Sunday, May 28, 2006

Another Brick in the Wall

Reporter Sara Ines Calderon with the Brownsville Herald examines the congressional delusion of building a border fence at an estimated cost of $3.2 million per mile:
A 176-mile line of fencing between Brownsville and Laredo would cut through back yards, farmland, parks and downtown. Brownsville's border, unlike San Diego's, is integrated into city life. People live right on the border, go to parks on the border or work farmland there.

Hope Park, near downtown's Gateway International Bridge, is about 50 yards from the river. The proposed fence would stand inside it.
The Herald also fires off a great editorial on the immigration issue, slamming Texas' senators for not supporting Bush in his efforts to allow illegal immigrants to pursue citizenship:
We regret to say that this state's two senators, Kay Bailey Hutchison and John Cornyn, are siding with this extreme slice of their party. ...

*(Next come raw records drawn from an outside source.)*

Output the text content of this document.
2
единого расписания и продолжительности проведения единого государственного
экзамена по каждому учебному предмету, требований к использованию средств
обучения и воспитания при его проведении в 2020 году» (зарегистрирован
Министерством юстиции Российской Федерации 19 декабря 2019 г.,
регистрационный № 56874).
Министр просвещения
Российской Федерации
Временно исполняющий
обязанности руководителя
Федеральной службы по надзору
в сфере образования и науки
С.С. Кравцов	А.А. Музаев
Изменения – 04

What does this say about Hutchison and Cornyn when they choose to put party ideologue and pressure from the talk show crowd and conservative bloggers over a more balanced view of the immigration issue?
The editorial also points out how most of the wall-building hysteria comes from states that don't have a clue as to what border life is like:
It continues to amaze us how politicians from places like Alabama, Wisconsin and Iowa can be such ardent border fence builders when they know nothing about regions like the Rio Grande Valley, and even less about a community such as Brownsville.
If we really want to solve the immigration problem, we should allow free movement of citizens between Mexico, the United States and Canada -- just like NAFTA intended:
Free movement would be more secure than our current system, removing Mexican workers' incentive to swim across the Rio Grande and allowing U.S. Customs and Border Protection to track everybody who's entering the country legitimately, with 100% assurance that anybody who crosses the border in secret is up to no good. ...

In fact, an open borders policy encourages almost as many immigrants to go back home as to stay. Without the risk of being unable to reenter the United States, millions of undocumented workers would be free to return to Mexico.
However, don't expect a commonsense argument like this to convince the ideologues, fearmongers and racists. To them, the more we become like a police state, the better.